Communiqué de presse 2008

Criminalité des étrangers et violence juvénile : l'UDC confirmée sur toute la ligne

par Gregor A. Rutz, secrétaire général UDC Suisse

(UDC-CH, 11 février 2008) Cela fait de nombreuses années que l'UDC se bat en première ligne contre la criminalité et la violence. Et à chaque occasion notre parti a rappelé que ces problèmes étaient avant tout le fait d'étrangers. Un sujet déplaisant – au point que les autres partis ont préféré se taire. Depuis l'affaire de l'assassinat de Locarno, plus personne n'ose aujourd'hui douter de l'utilité de l'initiative UDC "pour le renvoi des étrangers criminels ".

Lorsqu'en juillet 2007 l'UDC a lancé son initiative "pour le renvoi des étrangers criminels", l'unique réponse des autres partis fut de minimiser ce problème. Même attitude quand l'UDC a présenté au mois d'août suivant son document stratégique sur la violence juvénile et la criminalité étrangère. Or, chaque semaine qui passe confirme l'urgente nécessité de cette initiative.

Les événements donnent raison à l'UDC
Malheureusement les événements ne cessent de donner raison à l'UDC. Selon des sondages récents, 69% de la population suisse approuvent l'expulsion immédiate de jeunes étrangers ayant commis un délit grave. Or, c'est précisément l'objectif de l'initiative UDC "pour le renvoi des étrangers criminels": les étrangers vivant en Suisse qui ont commis un délit grave doivent être immédiatement expulsés de Suisse après avoir purgé leur peine.

La balle est maintenant dans le camp de la conseillère fédérale Eveline Widmer-Schlumpf. Son prédécesseur, Christoph Blocher, a soigneusement préparé le dossier "Violence juvénile" si bien qu'il ne reste qu'à concrétiser les mesures dont les plus importantes sont les suivantes:

·         soutenir, traiter rapidement et soumette le plus vite possible au peuple l'initiative UDC "pour le renvoi des étrangers criminels ";

·         mettre en place des procédures pénales rapides et efficaces pour les mineurs afin que les jeunes délinquants ressentent plus rapidement les conséquences de leurs actes;

·         adapter le droit pénal des mineurs: peines plus dures adaptées à la réalité des délits et intervention rigoureuse déjà au niveau scolaire.
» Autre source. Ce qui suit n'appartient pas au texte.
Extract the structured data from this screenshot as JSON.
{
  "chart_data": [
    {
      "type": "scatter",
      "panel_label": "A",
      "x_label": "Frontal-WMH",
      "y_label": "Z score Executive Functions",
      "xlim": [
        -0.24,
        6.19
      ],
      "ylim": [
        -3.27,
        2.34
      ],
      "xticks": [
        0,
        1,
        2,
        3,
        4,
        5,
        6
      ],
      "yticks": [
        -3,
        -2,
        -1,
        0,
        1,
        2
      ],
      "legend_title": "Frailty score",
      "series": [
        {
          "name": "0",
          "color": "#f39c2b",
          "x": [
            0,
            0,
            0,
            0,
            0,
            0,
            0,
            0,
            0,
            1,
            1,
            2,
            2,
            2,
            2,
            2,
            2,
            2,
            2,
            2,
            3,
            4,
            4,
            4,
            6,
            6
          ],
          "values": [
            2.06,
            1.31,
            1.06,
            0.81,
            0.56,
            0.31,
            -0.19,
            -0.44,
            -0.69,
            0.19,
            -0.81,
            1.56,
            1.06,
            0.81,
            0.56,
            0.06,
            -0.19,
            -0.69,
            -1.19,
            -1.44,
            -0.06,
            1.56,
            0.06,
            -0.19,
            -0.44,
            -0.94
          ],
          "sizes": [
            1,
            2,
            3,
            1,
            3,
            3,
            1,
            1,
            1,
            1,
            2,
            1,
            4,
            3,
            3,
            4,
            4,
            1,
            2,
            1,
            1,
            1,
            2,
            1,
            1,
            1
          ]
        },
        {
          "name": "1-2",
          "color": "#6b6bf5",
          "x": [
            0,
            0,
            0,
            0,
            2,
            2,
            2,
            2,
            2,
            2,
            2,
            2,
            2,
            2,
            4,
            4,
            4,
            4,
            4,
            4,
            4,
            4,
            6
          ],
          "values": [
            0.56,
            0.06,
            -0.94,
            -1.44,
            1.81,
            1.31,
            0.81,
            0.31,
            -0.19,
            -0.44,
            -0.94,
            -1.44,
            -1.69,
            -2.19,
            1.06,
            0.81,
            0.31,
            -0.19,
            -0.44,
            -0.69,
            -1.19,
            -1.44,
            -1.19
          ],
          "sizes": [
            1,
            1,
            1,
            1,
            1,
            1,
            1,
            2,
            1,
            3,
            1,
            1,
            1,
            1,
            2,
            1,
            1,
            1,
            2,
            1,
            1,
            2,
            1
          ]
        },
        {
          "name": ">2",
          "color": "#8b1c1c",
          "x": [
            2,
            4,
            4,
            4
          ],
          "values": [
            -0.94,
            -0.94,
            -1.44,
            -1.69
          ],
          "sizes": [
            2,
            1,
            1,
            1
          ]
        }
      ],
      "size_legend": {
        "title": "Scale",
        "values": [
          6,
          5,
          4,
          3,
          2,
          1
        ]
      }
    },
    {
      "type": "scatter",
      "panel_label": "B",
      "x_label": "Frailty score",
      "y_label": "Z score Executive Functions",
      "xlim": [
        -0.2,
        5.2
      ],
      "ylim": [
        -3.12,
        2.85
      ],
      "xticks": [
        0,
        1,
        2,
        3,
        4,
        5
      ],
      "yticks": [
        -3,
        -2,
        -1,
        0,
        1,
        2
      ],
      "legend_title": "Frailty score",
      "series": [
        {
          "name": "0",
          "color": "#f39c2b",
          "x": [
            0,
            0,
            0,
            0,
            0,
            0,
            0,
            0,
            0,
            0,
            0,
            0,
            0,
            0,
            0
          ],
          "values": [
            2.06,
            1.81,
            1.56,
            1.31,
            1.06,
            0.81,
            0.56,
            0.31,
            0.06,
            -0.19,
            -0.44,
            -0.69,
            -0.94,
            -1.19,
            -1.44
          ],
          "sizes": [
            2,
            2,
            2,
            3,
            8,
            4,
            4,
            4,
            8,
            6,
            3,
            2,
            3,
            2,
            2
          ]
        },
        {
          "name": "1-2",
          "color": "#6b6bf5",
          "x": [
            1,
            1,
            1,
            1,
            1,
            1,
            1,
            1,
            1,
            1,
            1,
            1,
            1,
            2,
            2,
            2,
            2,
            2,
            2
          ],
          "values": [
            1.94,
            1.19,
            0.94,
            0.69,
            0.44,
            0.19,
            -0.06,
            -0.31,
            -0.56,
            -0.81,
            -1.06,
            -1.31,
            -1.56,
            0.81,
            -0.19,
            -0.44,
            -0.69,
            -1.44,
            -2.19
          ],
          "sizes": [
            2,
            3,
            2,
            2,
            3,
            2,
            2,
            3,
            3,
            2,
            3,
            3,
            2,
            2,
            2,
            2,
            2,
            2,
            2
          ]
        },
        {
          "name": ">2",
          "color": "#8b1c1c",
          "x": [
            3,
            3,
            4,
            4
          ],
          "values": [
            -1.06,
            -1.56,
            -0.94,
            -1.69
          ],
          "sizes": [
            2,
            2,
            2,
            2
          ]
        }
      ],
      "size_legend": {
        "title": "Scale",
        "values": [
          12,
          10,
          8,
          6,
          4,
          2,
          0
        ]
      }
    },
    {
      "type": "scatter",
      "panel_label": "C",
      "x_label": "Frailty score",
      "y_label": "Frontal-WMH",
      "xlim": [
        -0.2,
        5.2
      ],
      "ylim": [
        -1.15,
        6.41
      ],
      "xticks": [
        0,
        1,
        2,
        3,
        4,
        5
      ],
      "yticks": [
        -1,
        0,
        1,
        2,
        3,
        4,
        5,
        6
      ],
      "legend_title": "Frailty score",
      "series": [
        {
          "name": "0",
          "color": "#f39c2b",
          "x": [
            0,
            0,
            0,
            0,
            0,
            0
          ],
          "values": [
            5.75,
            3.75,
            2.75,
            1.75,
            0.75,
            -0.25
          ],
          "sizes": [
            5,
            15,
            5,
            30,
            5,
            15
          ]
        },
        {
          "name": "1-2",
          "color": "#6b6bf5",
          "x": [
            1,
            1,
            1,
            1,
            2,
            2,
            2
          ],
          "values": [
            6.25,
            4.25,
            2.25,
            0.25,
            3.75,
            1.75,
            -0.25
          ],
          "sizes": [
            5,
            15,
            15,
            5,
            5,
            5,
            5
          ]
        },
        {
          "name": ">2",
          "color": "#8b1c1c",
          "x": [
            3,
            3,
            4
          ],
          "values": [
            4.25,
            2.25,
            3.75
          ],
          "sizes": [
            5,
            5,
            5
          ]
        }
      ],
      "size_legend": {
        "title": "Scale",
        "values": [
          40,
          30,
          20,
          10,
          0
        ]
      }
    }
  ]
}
La pratique de la naturalisation doit changer
Il suffit de considérer les affaires récentes pour se rendre compte que non seulement la criminalité étrangère, mais aussi la pratique de naturalisation trop lâche posent problème. De plus en plus de malfaiteurs sont des étrangers – souvent de fraîche date. Tel fut le cas à Locarno: deux délinquants sur trois avaient reçu récemment le droit de cité suisse.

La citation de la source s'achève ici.